TORN ASUNDER: District Attorney Faith Killebrew (Toni Collett) speaks to Justin Kemp (Nicholas Hoult), a conflicted juror in a high-profile murder case, in director Clint Eastwood’s legal thriller, Juror #2, streaming on Max. Credit: Courtesy photo by Claire Folger/Warner Bros.

Juror #2

What’s it rated? PG-13

What’s it worth, Anna? Full price

What’s it worth, Glen? Full price

Where’s it showing? Max

Clint Eastwood (Unforgiven, Million Dollar Baby, Gran Torino) directs this legal thriller written by Jonathan A. Abrams about journalist Justin Kemp (Nicholas Hoult), who’s selected to serve on the jury of a high-profile murder trial. As the trial begins, he realizes he may have been involved. (98 min.)

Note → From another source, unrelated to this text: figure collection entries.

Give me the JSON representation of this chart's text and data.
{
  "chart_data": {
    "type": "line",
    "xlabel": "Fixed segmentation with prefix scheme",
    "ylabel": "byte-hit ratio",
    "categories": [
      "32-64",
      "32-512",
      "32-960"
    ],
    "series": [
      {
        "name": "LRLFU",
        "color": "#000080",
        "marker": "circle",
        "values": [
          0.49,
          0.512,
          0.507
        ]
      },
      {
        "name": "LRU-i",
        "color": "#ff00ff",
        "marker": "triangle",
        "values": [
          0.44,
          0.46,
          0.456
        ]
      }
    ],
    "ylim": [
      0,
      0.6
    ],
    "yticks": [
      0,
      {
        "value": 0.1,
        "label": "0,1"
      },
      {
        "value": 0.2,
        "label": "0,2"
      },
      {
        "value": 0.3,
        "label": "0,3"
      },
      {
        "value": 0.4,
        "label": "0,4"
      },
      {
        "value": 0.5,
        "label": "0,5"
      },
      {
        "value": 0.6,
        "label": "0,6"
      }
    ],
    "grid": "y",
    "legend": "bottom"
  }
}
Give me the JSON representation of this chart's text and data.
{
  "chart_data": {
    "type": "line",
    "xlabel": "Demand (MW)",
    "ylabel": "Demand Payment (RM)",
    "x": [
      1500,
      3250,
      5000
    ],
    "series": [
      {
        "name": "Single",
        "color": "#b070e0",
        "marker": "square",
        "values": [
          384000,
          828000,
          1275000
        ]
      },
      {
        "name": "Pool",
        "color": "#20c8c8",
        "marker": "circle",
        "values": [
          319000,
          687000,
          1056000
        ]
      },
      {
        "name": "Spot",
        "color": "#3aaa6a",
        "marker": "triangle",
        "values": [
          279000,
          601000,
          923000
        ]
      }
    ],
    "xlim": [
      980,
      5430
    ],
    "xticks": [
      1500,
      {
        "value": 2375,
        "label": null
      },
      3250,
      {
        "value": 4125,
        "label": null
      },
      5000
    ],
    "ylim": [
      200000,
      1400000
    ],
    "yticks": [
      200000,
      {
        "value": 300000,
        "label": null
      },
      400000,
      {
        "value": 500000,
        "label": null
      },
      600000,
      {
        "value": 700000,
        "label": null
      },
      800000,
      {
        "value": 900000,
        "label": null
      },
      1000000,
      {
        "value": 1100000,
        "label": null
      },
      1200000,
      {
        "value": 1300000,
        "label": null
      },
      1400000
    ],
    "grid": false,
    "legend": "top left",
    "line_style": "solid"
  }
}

Glen: Clint Eastwood is a terrific, gifted, and wholly adept director, and this new thriller explores the moral quandary Kemp finds himself in. The recovering alcoholic has a baby on the way with wife Allison (Zoey Deutch). His life has turned around and his future is bright. However, he just happened to nearly relapse in the bar where the victim, Kendall Carter (Francesca Eastwood), had a fight with her boyfriend, James Sythe (Gabriel Basso), the man now on trial for her murder, on the very night Kendall died. After leaving the bar without drinking, Kemp realized he hit something with his car. He got out, looked around, saw nothing, and assumed he grazed a deer that ran off. Now sitting in the courtroom hearing the evidence, he realizes it might not have been a deer after all. So begins a series of choices he makes as he weighs putting an innocent man in prison versus saving himself from detection.

Anna: What are the chances, right? While a whole lot of things have to first go wrong and then go right for Kemp to be in this situation, he wields a secret that comes with more power than any one jury member should have. He’s got the choice of confessing, which he discusses with his lawyer and AA companion, Larry (Keifer Sutherland), swaying the jury to find Sythe innocent, or putting an innocent (of this crime, anyway) man in prison. Things get complicated when it’s revealed that there’s a retired detective (J.K. Simmons) on the jury who starts to poke into the circumstances of the crime and finds that the likelihood of a hit and run may outweigh a domestic assault. While Kemp manages to mitigate that threat, it doesn’t stop prosecutor Faith Killebrew (Toni Colette) from pursuing the truth and alerting Kemp’s wife, Allison, to the fact that his incident with the deer all those months back may not have been so innocent. It’s pretty gripping.

Glen: It’s also complicated by Killebrew’s political ambitions. She’s up for reelection, and she’s hoping a conviction in this case will assure she remains district attorney. Meanwhile, Sythe’s public defender, Eric Resnick (Chris Messina), is overworked and frankly doing a poor job of proving an alternate theory to the DA’s domestic violence argument. Why couldn’t it have been a hit-and-run? Why not more thoroughly challenge the state’s eyewitness, who couldn’t possibly have seen clearly that night? Like 12 Angry Men (1957), we witness the machinations in the deliberation room. The jurors are tired and want to get it over with, and most initially favor conviction. I sympathized with Kemp up to a point. Obviously, the right thing to do would be to tell the truth, but as his AA sponsor Larry explains, with his previous DUIs and history as a drunk, no one will believe he left the bar sober, and it was all a simple accident. It truly is an impossible situation with no easy answer. 

Anna: It certainly brings to light the uncomfortable truth: Justice in the hands of human beings is flawed and imperfect. There are no winners here. The film does a great job at conveying the discomfort of it all. While the circumstances are certainly ginned up for the big screen, the fact is that wrongful convictions happen all the time. Eastwood’s direction pays homage to 12 Angry Men while subtly marrying the consequences of conscience and self-preservation. It’s definitely worth a watch.